On Peter O’Leary’s Watchfulness


Peter O'Leary Watchfulness
Watchfulness, poems by Peter O’Leary
Spuyten Duyvil (ISBN# 1-881471-73-X); 144 pages. $12.00

    Despite its deep-searching mysticism and splendid inventions of gnostic histories, Peter O’Leary’s first collection, Watchfulness, shares little with the tradition of Western devotional verse. Although the tonal and iconic elements might resemble in passing Herbert, Blake, Hopkins, even R.S. Thomas, these poems derive more starkly from, say, Ronald Johnson, the American poet whose long sequence ARK (1996) is an unacknowledged masterpiece. The affinities are not by mere dint of influence: Johnson’s posthumously published selected poems were edited by O’Leary and this volume is dedicated to his memory. Both poets are difficult, diffracted and delightful — alchemists who savor the slippage between spiritual insight and the material world, whose poetic constructions create new narratives and arrangements from either received scriptural beliefs and histories (O’Leary) or the visceral sensations of nature (Johnson): “Ah lachrymose/ Alchemyst/dares the slipping mercury/a storm daemon bore bottled in/volatile lumen.” Each poet shows a fidelity to content, a resourcefulness in extrapolating from appropriated texts and upsetting conventional rhythms to raise architectonics of their own that are original and necessary. O’Leary, like Johnson, could be accused by the jaundiced eye of being hermetic; while it is true that his poems require a serious concentration of engagement (and which innovative work does not?), it always arrives at that “volatile lumen,” not to mention that limen (from the Latin root for “threshold”), and their optics yield up their revelatory zeal to the reader quite readily.

    The volume is divided into three sections — “Ikons,” “Holy Trinity,” and “Jerusalem” — which correspond to a movement through stations. Or more specifically, a progress through historical translations of the sacred and its readjustment through incremental, transitive identities in which the mythological, theological and human merge. O’Leary has noted that the “Ikons” cycle and the Midas poem in the first part are dialectical in nature, informing and opposing gold in their discordant frequencies, as it is inlaid as Byzantine decoration, as metaphor, as value both terminal and immortal. The Ikon poems indicate a “transforming into the gold of spiritual matter” while Midas shows “the punishment of gold.”

    O’Leary the alchemist is also a wizard of architecture: the third section (which in itself forms an internal tryptich) converges the patterns of linguistic, geographic and scriptural space into a prismatic fulfillment of vision: “It is the Man of Light.//I found light in force:/it phosphoresced its million brilliances.” O’Leary can incorporate a devotional air in his poetics, but it’s never enveloped dogmatically into orthodoxy’s recesses; less arch than Geoffrey Hill, he evokes the sensations of belief (tutored by Johnson but all his own) within his validating scope of discovery. With repeated homage to Louis Sullivan and the restless, ordinary world, O’Leary assures us that mystical presence is always aligned with its human counterpart so that they are fused, recombinant DNA with its divine analogue, a holy organum — resuscitative, mutual and surprising: “The Lord is Odysseus in my our Body/ the stars glutted with miracles; his vessel is Holy/Trinity; I am his companion….”
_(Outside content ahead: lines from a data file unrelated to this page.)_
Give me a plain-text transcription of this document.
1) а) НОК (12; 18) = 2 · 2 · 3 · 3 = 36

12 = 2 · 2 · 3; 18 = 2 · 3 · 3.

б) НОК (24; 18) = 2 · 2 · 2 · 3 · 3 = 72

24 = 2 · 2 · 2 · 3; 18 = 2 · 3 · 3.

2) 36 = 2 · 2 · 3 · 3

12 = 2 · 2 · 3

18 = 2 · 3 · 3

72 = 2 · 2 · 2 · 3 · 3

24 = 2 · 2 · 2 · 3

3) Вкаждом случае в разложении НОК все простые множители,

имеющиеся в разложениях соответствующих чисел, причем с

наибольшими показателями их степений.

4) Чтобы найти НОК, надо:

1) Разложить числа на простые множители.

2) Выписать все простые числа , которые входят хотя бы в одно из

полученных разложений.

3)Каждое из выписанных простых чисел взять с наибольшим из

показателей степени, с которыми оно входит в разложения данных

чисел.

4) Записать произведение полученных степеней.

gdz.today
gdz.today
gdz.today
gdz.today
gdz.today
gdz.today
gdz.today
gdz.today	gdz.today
    Words in O’Leary are radials, fractals, windows, mirrors, eyes, portents, and prayers. His inventions and visions (the two are symbiotic, after all) bring us increasingly to a focus whose clarity is plain. In the Jerusalem section, the reader encounters the term, “Ephphatha,” which means “Be thou opened,” as rendered in the parable found in Mark relating Jesus’ healing of a deaf and dumb man. O’Leary’s verbal and visual shutter is always opened, urging the reader to join him. Be thou opened. I can think of no better advice — or prediction — for prospective readers of Watchfulness.